Jawara also played for a local championship team, the Red Scorpions and she was part of the national team that defeated the visiting Scottish Glasgow Girls FC only a few months ago, crucially saving a penalty in the game.
GFF President Lamin Kaba Bajo described her death as unfortunate saying he received the news with shock.
“I received the news and it has really shocked me. The young girl [was] a talent and on the move for greener pastures, but the way she died is just shocking and sympathetic. We at the GFF are very sad about the development and on behalf of the Football Federation, I want to send our condolences to the family of the girl and her former club Red Scorpions.”
According to the International Organization for Migration (IOM), more than 3,000 migrants have either been confirmed dead or missing in their efforts to cross to Mediterranean into Europe often by boat, rubber dinghies, and other small overcrowded vessels.
Jawara is believed to have been one of several migrants who left Gambia in early September to cross the Sahara and head for the coast of Libya.

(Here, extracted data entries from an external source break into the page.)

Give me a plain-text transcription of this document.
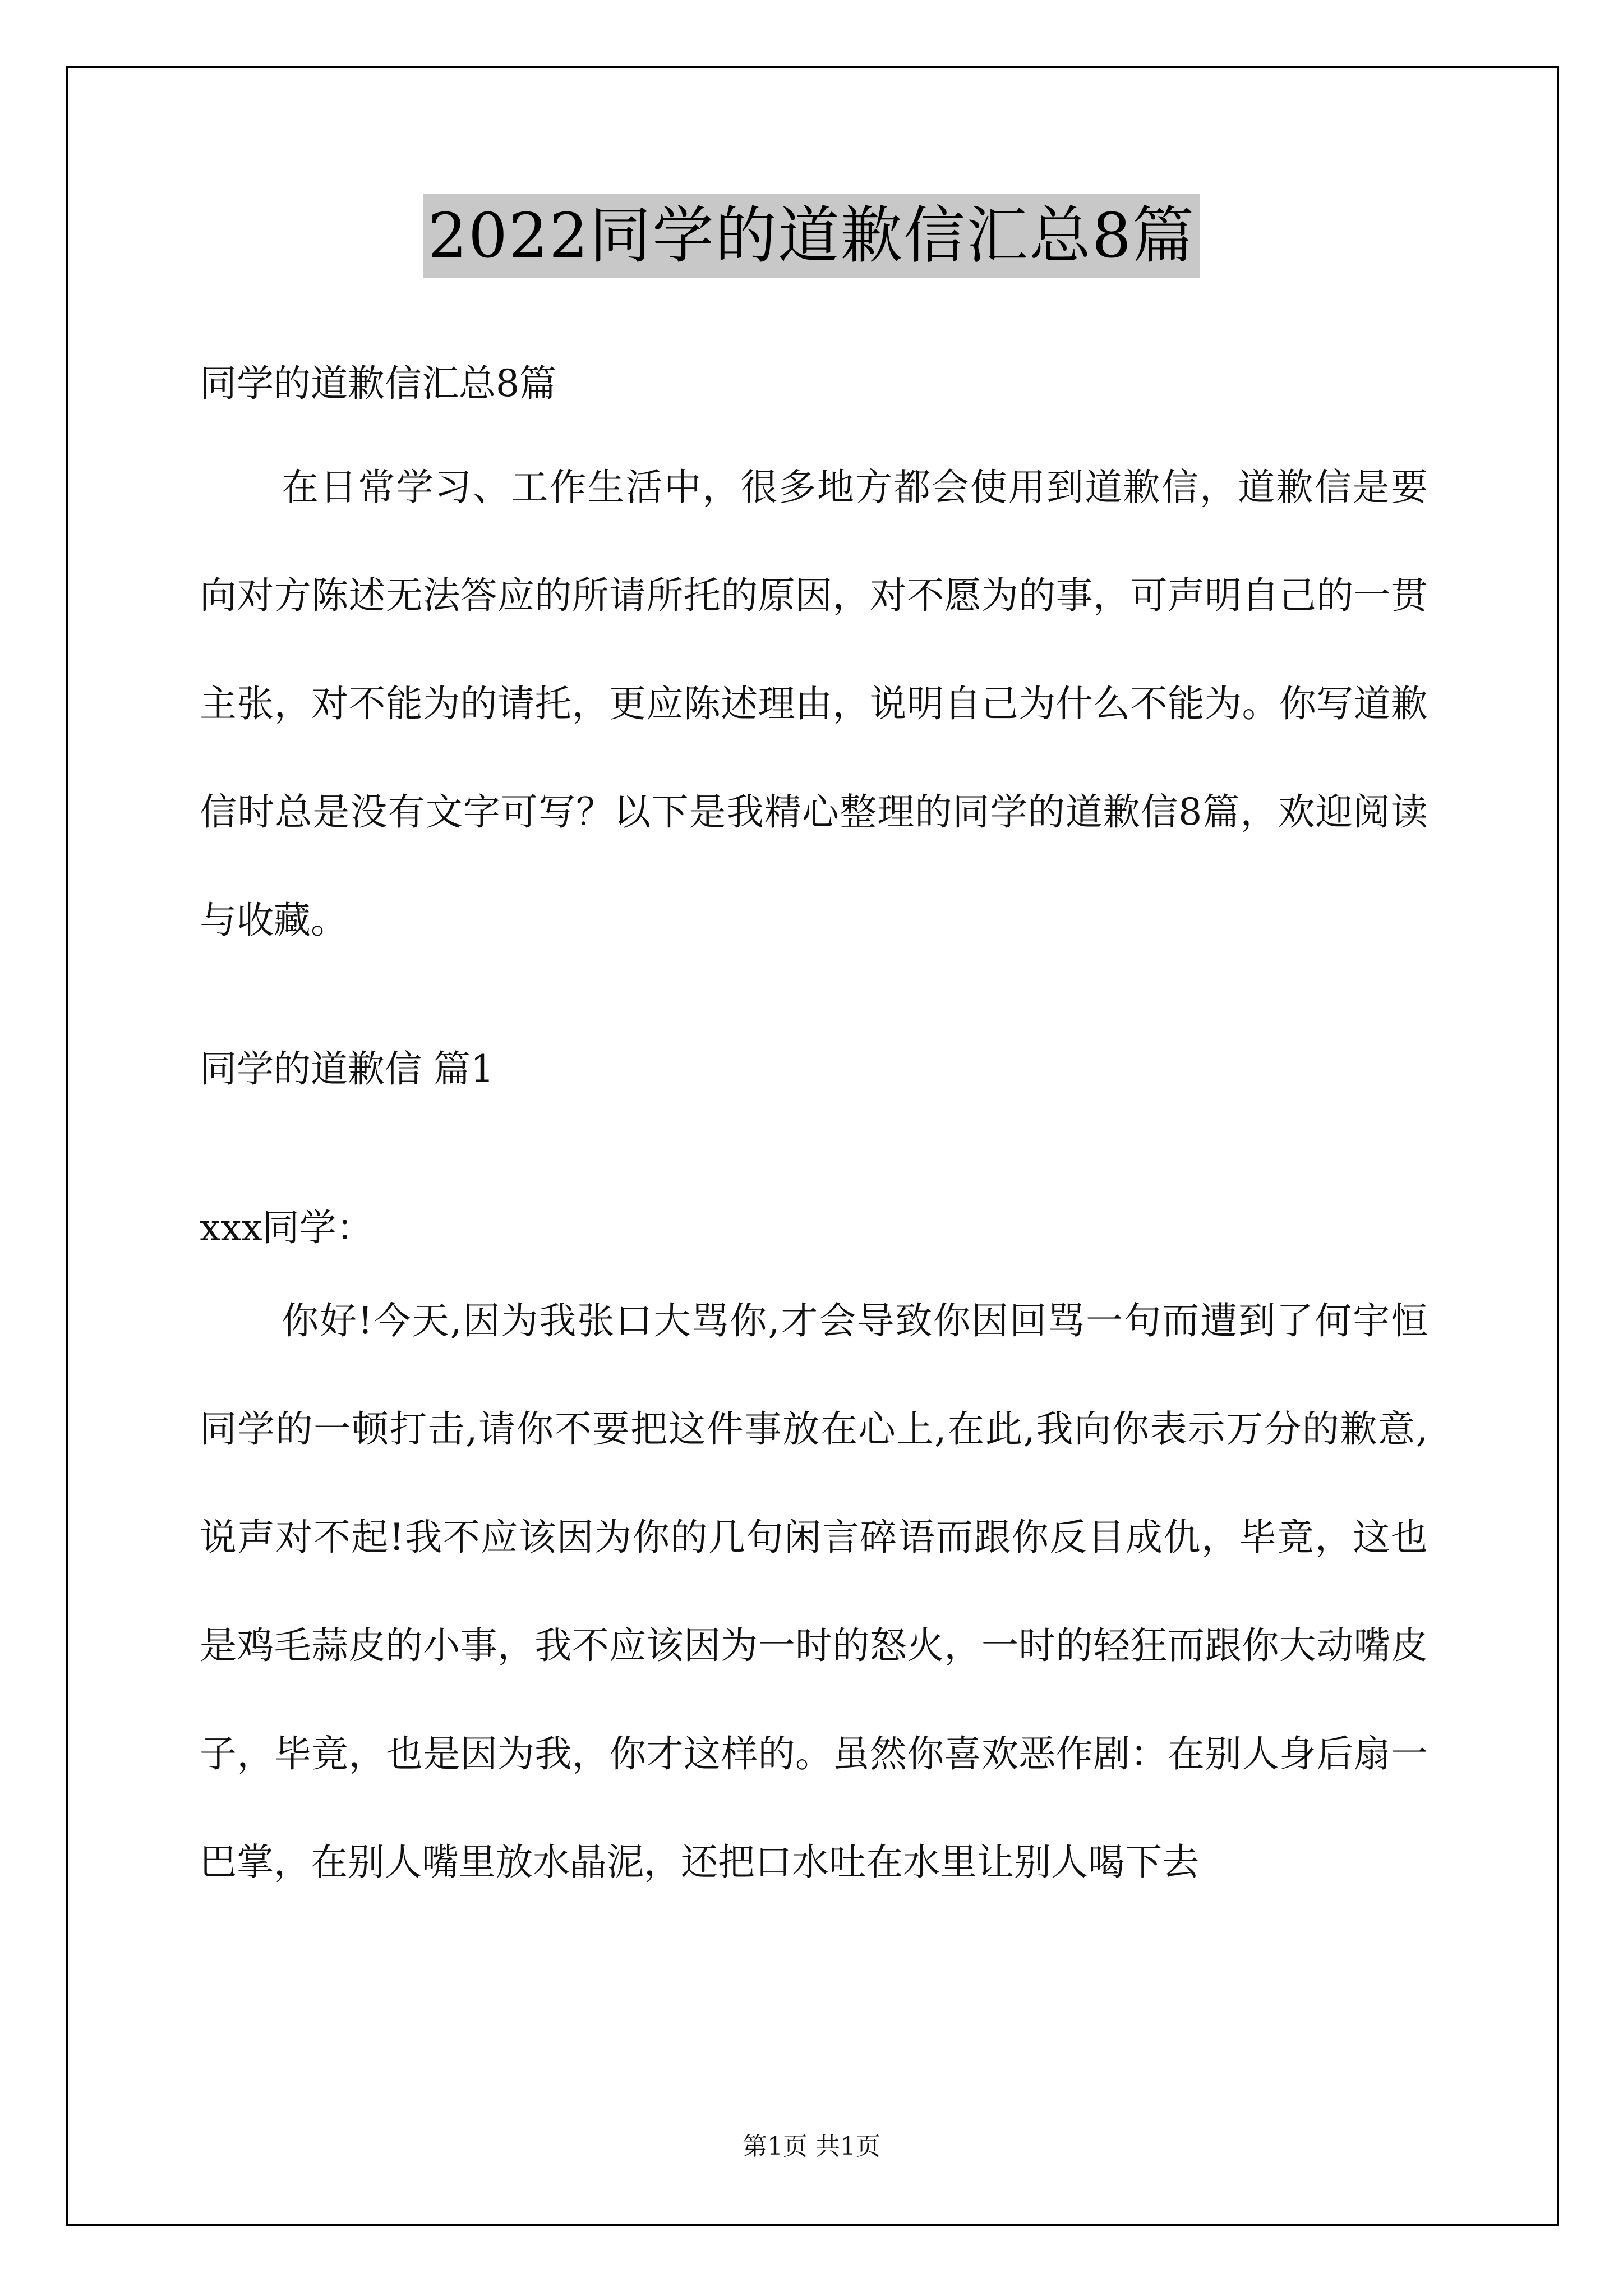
2022同学的道歉信汇总8篇
同学的道歉信汇总8篇

在日常学习、工作生活中，很多地方都会使用到道歉信，道歉信是要向对方陈述无法答应的所请所托的原因，对不愿为的事，可声明自己的一贯主张，对不能为的请托，更应陈述理由，说明自己为什么不能为。你写道歉信时总是没有文字可写？以下是我精心整理的同学的道歉信8篇，欢迎阅读与收藏。

同学的道歉信 篇1
xxx同学：

你好!今天,因为我张口大骂你,才会导致你因回骂一句而遭到了何宇恒同学的一顿打击,请你不要把这件事放在心上,在此,我向你表示万分的歉意,说声对不起!我不应该因为你的几句闲言碎语而跟你反目成仇，毕竟，这也是鸡毛蒜皮的小事，我不应该因为一时的怒火，一时的轻狂而跟你大动嘴皮子，毕竟，也是因为我，你才这样的。虽然你喜欢恶作剧：在别人身后扇一巴掌，在别人嘴里放水晶泥，还把口水吐在水里让别人喝下去

第1页 共1页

From there, most African migrants begin their journey of crossing the Mediterranean into Europe. Most of the migrants embark on the perilous journey hoping to reach the island of Lampedusa in Italy.
IOM records reveal that despite being one of Africa’s smallest countries, Gambians represent the fourth largest group of arrivals to Italy. Rising migration is believed to be fueled by the poverty and lack of opportunities faced by young Gambians in their own country.